Samoa, with their squad containing a wealth of talent from Australia’s NRL, had started the match as slight favourites with the bookies and were tipped as potential contenders for the World Cup along with the hosts.
Wane was more than happy for England to be written off though and is not worried about what anyone outside the camp thinks of their World Cup prospects.
“I know nobody gave us a chance to win the game, but within our group there’s a really tight team spirit we have, we knew how we trained and knew what we could do,” Wane, whose side face France in Bolton next, said.
“We enjoyed all that negativity, to be honest, so we’re just happy to do what we do and whatever people comment about us, it’s entirely up to them.
“Samoa are a very good team. You look at their individuals and who played in the NRL Grand Final, they are an outstanding team, and their attack wasn’t as good as it can be, but we defended well as well.
“I can’t give my lads enough praise.”
Parish counts cost of injuries
Wane’s opposite number Matt Parish was left to rue injuries to some of Samoa’s players which have likely left him without three of his squad for the remainder of the tournament.
Tyrone May was taken to hospital with a dislocated hip after being stretchered off the field in the second half, while Braden Hamlin-Uele suffered a calf injury and Hamiso Tabuai-Fidow has syndesmosis.
“I’d be surprised if those three would take any further part,” Parish said.
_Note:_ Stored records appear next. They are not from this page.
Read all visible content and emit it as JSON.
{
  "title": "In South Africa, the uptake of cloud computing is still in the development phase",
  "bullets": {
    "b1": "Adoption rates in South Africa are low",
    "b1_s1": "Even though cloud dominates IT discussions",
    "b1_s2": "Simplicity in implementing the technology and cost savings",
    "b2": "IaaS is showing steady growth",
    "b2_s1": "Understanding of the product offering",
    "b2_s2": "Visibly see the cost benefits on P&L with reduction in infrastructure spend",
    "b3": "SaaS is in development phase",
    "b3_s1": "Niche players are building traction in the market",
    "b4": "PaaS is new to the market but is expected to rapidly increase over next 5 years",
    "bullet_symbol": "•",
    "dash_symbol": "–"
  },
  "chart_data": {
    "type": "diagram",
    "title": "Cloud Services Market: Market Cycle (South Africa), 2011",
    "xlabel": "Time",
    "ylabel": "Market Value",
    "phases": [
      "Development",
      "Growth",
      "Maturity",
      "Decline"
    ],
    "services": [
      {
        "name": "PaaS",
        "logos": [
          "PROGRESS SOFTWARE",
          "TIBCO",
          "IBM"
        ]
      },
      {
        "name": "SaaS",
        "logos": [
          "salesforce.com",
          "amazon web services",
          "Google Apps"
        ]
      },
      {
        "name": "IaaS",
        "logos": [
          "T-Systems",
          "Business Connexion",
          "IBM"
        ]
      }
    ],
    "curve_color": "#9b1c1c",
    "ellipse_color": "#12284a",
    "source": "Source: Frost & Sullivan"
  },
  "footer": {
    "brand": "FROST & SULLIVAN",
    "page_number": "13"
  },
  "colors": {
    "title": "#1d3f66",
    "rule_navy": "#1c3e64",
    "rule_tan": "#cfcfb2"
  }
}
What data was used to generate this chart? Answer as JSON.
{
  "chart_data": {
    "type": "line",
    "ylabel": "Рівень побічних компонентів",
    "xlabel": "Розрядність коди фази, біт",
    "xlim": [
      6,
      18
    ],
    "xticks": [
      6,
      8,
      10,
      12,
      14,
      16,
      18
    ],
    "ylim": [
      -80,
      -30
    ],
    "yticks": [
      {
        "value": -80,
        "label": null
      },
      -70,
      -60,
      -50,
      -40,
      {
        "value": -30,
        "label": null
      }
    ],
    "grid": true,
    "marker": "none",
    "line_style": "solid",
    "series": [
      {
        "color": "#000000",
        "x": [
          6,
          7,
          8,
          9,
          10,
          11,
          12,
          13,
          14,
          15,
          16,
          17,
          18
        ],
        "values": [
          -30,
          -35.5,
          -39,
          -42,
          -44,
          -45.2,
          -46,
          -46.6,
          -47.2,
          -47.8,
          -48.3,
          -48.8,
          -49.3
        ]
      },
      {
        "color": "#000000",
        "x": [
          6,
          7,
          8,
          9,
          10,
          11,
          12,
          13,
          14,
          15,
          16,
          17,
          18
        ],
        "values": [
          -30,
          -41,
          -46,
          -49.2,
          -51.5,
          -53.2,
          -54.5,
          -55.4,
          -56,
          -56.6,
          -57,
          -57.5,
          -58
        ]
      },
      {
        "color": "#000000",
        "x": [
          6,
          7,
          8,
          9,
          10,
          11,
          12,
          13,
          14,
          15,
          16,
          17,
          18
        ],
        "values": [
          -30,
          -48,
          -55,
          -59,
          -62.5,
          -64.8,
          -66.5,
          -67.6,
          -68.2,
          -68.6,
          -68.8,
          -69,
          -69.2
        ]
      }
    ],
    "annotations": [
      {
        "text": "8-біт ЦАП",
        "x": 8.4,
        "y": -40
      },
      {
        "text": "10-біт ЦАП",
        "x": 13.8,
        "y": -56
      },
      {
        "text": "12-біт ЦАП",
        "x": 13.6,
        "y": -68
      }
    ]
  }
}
Anthony Milford’s sin-binning for a late hit on Tomkins compounded a miserable afternoon for Samoa too, with two tries apiece from Dom Young and Elliott Whitehead, plus scores from Jack Welsby, Kallum Watkins, Herbie Farnworth, Tommy Makinson, George Williams and Tom Burgess securing victory for England.
The Pacific Islanders now seek to get their campaign back on track against Greece on Sunday, October 23 and Parish demanded a much-improved showing from his side in that game.
“It wasn’t the result we wanted, obviously, but it is what it is,” Parish said. “The English team played very well, we had a few injuries and setbacks we didn’t handle as well as we could, and they had a lot of momentum we couldn’t swing back.
“We needed to be a bit better than that, without a doubt. We’re not looking at excuses or anything like that.”